Tedavinin seyrini değiştirmek

EEG yönteminin de tedavi üzerinde etkisi olabilir. Şu anda, doktorlar ilaç yazabilir veya beyne bir elektrik stimülatörü yerleştirebilir.

Eş yazar ve California Üniversitesi sinirbilimci Bradley Voytek, "Parkinson hastalığının negatif semptomlarını azaltmada tedavilerin ne kadar etkili olduğuna dair gerçek zamanlı ölçümler olsaydı, tedaviler gerçek zamanlı olarak ayarlanabilirdi" diyor.

"İstilacı bir beyin stimülatörü söz konusu olduğunda, bu yalnızca ihtiyaç duyulduğunda elektrik stimülasyonu uygulamak anlamına gelebilir."

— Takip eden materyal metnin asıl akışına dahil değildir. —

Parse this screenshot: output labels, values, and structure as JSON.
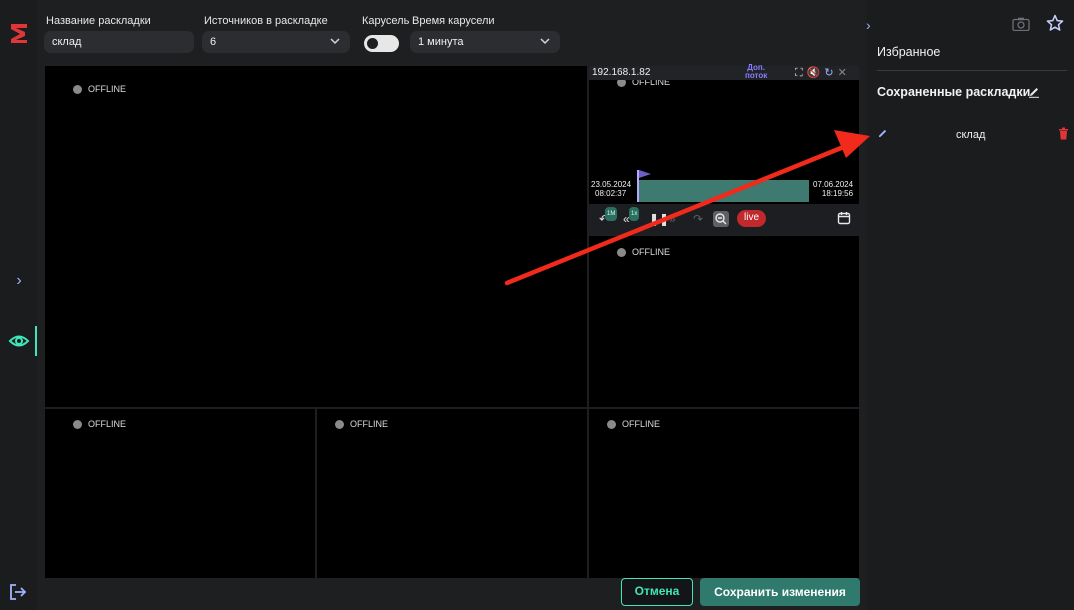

"Farmakoloji söz konusu olduğunda, bir implant tarafından yapılan sürekli glikoz izlemenin, gerektiğinde insülin seviyelerini ayarlamak için bir pompaya sinyal gönderebilmesi gibi, bir ilacın dozunun ayarlanması anlamına gelir."

Araştırmacılar için, kartlarda EEG verilerini, tıbbi geçmişlerini ve hastaların kişisel raporlarını inceleyen daha büyük bir çalışma var.

Sonuçlar tutarlı olursa, Parkinson hastaları sonunda evde kendi EEG'lerini gerçekleştirebilir ve verileri anında analiz için doğrudan bir nöroloğa gönderebilir.

Voytek, bununla ilgili tek sorunun, doğru beyin dalgalarını elde etmenin bir ev ortamında yapılmasının kolay olmaması olduğunu belirtiyor. Daha fazla araştırma bunun da değiştirilip değiştirilemeyeceğini kanıtlayacaktır.